Die Reisegruppe aus der badischen Heimat von Tauss, Schüler und Studenten zwischen 18 und 25 Jahren, laufen um den Reichstag herum und sehen schon aus der Ferne einen Mann am Nebeneingang des Parlaments mit den Armen rudern, so als fiele er gleich von der Treppe. Es ist aber nur die etwas überschwängliche Art von Jörg Tauss, 55, einfach mal hallo zu sagen.

Er ist um Lockerheit bemüht, was wiederum von den jungen Menschen, die ihn an diesem Tag besuchen, aufmerksam registriert wird. Es ist ein wenig so, als wäre da jemand noch auf freiem Fuß und die Leute schauten ihn nun an, so von oben bis unten, und fragten sich, ob er es nun war oder eben nicht.

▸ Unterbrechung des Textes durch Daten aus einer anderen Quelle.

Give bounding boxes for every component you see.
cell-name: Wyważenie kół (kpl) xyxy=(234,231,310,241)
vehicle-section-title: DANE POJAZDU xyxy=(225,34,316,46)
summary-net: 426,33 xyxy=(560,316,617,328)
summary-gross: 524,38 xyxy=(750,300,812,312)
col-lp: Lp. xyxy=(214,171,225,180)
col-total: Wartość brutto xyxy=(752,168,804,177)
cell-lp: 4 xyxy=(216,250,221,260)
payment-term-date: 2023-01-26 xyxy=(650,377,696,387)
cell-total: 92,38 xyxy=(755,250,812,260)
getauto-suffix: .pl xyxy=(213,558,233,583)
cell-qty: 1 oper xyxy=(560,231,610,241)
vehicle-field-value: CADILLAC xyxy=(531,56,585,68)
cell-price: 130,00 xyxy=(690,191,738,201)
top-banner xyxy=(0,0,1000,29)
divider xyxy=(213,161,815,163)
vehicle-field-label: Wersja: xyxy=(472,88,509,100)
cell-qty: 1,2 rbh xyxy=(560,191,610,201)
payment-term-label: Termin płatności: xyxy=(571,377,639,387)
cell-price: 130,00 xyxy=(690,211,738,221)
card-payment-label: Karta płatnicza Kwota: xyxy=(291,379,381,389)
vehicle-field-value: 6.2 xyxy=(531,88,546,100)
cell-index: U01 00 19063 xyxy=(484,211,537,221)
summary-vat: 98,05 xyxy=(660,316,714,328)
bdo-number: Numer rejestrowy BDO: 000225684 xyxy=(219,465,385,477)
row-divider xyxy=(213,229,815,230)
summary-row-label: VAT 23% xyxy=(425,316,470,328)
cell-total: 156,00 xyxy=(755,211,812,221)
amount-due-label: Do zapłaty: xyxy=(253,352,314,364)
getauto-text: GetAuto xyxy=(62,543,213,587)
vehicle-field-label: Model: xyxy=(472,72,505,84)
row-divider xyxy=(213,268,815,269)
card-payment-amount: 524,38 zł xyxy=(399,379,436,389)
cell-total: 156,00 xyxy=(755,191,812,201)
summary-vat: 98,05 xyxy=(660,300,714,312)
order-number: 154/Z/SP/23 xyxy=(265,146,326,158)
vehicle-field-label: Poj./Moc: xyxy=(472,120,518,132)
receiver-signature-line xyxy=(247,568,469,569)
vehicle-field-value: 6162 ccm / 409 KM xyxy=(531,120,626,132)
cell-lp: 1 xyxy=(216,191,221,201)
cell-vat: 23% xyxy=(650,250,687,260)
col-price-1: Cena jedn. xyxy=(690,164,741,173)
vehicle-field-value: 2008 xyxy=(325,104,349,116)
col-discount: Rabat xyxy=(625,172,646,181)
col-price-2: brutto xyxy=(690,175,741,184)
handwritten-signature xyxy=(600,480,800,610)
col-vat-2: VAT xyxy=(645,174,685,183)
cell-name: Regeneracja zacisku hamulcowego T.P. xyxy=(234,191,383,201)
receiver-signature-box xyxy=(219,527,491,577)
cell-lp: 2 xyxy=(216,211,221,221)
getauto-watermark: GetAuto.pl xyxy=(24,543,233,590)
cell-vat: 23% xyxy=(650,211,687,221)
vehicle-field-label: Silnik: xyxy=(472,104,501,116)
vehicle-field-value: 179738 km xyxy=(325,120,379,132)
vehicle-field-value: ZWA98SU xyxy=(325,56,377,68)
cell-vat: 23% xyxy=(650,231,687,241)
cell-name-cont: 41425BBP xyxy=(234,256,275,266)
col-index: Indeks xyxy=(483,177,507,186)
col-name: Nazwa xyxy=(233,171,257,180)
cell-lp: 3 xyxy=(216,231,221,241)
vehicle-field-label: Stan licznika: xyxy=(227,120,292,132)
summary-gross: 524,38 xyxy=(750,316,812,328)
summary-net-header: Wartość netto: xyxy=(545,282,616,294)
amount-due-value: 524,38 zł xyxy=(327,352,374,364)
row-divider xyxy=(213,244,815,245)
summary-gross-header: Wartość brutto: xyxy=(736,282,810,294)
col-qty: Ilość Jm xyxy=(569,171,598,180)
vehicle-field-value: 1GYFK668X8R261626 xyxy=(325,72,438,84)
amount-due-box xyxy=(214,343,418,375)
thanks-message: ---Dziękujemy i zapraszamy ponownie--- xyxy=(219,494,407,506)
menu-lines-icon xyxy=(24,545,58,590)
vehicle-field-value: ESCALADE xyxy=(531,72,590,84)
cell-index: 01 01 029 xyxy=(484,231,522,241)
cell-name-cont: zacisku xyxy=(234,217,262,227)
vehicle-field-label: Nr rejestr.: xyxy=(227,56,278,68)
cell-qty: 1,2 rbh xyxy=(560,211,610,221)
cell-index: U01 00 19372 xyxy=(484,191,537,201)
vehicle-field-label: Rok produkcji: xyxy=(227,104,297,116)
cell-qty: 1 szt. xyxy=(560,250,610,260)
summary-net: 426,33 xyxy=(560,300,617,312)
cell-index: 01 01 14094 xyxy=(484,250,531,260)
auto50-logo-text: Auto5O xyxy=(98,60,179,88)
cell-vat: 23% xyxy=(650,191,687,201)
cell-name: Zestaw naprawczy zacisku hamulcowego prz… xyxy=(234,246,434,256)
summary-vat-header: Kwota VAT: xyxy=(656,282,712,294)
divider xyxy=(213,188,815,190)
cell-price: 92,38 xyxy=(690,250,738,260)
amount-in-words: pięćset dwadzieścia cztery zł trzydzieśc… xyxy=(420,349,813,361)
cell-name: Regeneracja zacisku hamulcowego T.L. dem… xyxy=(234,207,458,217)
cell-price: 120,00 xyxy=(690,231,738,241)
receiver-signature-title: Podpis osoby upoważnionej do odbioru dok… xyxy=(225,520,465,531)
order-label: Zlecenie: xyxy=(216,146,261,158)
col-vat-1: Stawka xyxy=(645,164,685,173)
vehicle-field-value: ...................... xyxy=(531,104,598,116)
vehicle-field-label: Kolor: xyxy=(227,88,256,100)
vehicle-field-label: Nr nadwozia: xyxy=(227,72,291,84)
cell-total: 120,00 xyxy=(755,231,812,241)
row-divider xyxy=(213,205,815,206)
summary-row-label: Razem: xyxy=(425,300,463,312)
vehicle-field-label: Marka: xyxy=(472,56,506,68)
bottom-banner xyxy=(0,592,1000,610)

Wenn in den vergangenen Monaten irgendetwas über Jörg Tauss zu lesen oder zu hören war, dann kam nach seinem Namen immer der Nebensatz, "gegen den wegen des Besitzes von Kinderpornographie ermittelt wird". Es ist ein Nebensatz, den man nur schwer loswird. Egal, was Jörg Tauss erzählt, er ist immer da, hängt sich dran. Es ist der Fall Tauss. Und sein tiefer Fall.

Jörg Tauss steht nun an der Sicherheitsschleuse des Parlaments und bereitet den Besuch auf die Durchsuchung vor, das Abtasten, das er "hochnotpeinlich" findet. Er erzählt, dass bei einem Schüler einmal ein Messer gefunden wurde, was zu einem Ermittlungsverfahren der Staatsanwaltschaft geführt habe.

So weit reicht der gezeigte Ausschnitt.